Three of them, including Akhtar, have denied the inference that they are dual nationals. During the hearing of a suo motu case concerning civil servants holding dual nationality, Justice Nisar passed the directions, asking the four senators-elect to appear on Thursday.

Based on a report from the Ministry of Interior and the ECP, the attorney general informed the apex court that four senators-elect – Haroon Akhtar of the Pakistan Muslim League-Nawaz (PML-N), Chaudhry Sarwar of the Pakistan Tehreek-e-Insaf (PTI), Prime Minister Shahid Khaqan Abbasi’s sister Sadia Abbasi and PML-N’s Nuzhat Sadiq – possessed dual nationality.

Akhtar was elected to the Senate from Punjab on Saturday, with backing from the PML-N.

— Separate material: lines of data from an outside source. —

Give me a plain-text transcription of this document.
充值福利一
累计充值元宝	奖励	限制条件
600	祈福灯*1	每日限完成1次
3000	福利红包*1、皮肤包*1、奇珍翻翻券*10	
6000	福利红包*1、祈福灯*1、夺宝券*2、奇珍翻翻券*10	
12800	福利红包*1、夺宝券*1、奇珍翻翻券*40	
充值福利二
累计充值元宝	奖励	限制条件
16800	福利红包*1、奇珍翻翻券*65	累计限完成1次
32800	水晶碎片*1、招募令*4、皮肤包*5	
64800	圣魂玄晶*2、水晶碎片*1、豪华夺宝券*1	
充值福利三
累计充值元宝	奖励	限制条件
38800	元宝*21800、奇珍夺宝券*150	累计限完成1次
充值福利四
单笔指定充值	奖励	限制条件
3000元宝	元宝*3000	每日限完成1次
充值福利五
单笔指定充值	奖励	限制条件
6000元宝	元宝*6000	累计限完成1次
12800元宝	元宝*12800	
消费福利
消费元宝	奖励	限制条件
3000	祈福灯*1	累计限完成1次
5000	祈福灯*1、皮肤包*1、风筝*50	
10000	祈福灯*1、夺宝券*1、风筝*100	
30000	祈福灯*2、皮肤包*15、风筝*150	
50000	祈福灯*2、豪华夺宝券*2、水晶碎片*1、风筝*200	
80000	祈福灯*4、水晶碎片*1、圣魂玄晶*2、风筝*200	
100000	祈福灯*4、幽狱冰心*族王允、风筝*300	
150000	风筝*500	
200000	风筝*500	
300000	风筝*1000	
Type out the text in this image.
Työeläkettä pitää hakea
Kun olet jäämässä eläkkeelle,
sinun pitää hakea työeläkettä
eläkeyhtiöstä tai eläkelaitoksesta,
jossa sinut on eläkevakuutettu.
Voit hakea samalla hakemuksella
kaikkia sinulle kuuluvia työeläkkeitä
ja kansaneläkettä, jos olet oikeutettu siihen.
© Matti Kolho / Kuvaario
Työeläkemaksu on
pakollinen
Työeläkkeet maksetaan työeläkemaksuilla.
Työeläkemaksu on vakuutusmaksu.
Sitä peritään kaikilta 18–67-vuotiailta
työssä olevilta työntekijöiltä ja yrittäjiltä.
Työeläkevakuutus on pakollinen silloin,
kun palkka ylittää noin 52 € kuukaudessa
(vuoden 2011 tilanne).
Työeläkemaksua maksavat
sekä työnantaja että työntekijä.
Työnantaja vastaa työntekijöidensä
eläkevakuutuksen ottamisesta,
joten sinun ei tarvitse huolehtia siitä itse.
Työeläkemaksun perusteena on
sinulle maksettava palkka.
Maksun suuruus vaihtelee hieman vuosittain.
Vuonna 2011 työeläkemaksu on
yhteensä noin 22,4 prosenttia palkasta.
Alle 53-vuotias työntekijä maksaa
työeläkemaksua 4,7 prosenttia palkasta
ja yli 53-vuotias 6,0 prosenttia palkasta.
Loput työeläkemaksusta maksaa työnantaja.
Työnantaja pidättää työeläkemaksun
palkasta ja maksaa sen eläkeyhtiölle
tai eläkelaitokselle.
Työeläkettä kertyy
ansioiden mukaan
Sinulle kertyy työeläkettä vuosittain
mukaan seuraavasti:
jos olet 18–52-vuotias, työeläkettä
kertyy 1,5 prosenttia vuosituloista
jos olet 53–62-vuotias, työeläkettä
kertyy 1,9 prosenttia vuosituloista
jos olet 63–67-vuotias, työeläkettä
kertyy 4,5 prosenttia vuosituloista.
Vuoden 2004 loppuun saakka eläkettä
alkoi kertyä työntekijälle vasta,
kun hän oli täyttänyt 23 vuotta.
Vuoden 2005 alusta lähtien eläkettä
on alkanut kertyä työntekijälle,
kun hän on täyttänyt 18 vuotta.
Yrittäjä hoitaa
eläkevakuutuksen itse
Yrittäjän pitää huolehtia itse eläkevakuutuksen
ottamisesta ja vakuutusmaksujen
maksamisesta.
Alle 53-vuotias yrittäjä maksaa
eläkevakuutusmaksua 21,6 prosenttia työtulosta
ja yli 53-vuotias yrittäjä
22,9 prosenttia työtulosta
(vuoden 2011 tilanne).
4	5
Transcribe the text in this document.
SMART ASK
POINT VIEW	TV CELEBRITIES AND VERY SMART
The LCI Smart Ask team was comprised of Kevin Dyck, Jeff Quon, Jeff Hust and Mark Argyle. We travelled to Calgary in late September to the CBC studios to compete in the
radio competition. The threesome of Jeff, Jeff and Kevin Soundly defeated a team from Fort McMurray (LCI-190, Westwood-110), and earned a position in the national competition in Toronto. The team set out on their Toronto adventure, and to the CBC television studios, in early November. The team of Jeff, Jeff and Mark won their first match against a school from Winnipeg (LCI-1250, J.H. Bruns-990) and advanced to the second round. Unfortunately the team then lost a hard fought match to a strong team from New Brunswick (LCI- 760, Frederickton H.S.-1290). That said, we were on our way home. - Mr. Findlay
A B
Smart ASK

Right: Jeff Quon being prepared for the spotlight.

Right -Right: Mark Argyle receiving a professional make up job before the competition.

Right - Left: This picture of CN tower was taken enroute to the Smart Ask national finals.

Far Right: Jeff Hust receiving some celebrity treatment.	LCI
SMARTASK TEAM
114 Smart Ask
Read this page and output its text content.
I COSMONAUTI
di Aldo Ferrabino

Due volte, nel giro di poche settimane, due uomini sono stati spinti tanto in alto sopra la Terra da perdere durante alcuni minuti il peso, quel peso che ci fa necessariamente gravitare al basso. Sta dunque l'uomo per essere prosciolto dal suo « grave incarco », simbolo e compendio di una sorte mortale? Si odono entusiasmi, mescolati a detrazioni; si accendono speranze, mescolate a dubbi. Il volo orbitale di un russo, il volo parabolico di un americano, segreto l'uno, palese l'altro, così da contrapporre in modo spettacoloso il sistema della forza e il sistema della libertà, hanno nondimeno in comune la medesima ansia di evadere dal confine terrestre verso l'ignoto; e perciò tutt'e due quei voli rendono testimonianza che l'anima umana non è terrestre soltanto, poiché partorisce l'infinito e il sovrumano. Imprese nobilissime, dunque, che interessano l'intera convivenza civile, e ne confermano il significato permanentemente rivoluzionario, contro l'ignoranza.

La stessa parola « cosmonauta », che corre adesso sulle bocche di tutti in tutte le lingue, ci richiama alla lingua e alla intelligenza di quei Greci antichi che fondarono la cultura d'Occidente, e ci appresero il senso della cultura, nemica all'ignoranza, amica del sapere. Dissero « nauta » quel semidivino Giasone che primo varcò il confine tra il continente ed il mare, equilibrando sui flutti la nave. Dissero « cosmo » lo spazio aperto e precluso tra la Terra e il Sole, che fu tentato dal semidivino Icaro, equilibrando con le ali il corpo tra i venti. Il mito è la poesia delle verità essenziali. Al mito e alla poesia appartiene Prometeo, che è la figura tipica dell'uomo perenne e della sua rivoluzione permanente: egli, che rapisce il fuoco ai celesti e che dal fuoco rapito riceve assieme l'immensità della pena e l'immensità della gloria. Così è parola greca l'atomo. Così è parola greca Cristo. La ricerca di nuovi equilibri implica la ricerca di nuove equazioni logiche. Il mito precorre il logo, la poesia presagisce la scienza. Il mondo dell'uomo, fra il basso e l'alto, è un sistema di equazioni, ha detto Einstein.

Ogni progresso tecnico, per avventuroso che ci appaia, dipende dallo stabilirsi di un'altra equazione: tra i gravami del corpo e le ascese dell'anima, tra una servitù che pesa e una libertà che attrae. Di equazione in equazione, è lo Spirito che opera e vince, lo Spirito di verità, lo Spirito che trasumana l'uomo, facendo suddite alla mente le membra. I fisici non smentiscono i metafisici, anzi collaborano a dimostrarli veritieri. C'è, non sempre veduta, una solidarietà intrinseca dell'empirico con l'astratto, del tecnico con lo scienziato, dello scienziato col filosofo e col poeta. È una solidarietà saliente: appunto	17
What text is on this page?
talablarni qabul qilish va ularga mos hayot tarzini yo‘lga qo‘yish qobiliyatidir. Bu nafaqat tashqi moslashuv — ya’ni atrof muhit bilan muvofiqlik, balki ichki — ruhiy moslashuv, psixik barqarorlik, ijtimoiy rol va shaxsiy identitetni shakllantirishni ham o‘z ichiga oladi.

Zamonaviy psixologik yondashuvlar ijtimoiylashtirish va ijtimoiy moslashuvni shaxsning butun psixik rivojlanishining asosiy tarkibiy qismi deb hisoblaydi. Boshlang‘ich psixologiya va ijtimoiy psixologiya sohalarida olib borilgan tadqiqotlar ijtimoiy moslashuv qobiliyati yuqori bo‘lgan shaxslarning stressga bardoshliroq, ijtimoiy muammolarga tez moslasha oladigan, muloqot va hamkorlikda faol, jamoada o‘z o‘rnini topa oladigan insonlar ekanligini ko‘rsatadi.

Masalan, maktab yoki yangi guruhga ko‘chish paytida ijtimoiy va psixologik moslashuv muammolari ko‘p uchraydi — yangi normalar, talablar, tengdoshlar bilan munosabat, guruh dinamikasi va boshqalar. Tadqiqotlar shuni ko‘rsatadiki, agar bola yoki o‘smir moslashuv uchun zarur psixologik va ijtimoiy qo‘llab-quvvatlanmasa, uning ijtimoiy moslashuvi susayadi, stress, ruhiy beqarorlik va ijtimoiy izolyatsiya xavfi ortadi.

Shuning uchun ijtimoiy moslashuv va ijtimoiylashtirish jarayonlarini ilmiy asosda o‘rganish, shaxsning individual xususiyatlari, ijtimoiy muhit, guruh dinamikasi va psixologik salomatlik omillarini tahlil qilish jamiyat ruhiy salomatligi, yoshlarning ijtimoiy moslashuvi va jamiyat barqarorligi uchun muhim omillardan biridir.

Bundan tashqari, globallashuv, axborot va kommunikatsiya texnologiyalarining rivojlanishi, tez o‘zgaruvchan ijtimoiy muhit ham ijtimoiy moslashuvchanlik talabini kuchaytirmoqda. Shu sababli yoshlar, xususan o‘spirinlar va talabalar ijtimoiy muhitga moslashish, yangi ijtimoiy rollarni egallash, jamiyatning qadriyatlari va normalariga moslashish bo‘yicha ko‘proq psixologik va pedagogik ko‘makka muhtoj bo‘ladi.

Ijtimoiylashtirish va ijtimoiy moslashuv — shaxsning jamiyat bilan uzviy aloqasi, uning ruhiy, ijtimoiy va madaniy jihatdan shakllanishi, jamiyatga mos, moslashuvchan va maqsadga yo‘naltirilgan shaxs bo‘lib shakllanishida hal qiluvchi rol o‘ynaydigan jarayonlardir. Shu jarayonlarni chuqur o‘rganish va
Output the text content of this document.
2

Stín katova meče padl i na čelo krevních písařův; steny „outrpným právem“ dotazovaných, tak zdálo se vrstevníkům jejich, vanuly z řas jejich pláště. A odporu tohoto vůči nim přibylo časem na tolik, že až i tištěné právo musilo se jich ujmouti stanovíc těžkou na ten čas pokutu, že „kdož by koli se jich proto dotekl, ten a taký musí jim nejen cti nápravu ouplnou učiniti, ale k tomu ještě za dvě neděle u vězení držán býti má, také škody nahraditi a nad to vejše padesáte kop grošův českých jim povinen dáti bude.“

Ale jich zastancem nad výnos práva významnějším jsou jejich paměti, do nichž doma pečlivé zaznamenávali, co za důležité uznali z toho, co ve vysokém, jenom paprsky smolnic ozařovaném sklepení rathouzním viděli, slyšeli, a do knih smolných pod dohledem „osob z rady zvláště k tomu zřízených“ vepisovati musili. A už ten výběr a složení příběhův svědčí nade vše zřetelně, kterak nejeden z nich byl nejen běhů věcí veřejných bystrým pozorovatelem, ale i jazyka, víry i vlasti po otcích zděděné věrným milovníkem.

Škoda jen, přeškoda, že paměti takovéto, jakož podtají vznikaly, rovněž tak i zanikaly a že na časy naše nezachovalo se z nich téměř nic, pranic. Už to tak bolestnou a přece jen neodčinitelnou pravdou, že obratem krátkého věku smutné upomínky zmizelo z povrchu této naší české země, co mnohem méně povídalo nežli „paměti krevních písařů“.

“I am not a dual national anymore as I had renounced my Canadian citizenship in 2011,” said Akhtar, whose status is equal to a federal minister. Akhtar said that during the scrutiny of his nomination papers, the Ministry of Interior had raised an objection on the basis of a 2011 travel document.

The Ministry of Interior had a copy of an expired 2011 travel document, which under the Canadian rules could not be treated as valid proof of Canadian nationality, said Akhtar.

He said after he had clarified his position to the Ministry of Interior, the ECP cleared his nomination papers and allowed him to contest the Senate elections. He added he had not travelled to Canada since 2011 and did not even have a bank account there.

The denial puts a question mark on the validity of claims of dual national politicians.

Article 63(1)(C) of the Constitution says, “A person shall be disqualified from being elected or chosen as, and from being, a member of Parliament if he ceases to be a citizen of Pakistan or acquires the citizenship of a foreign state.”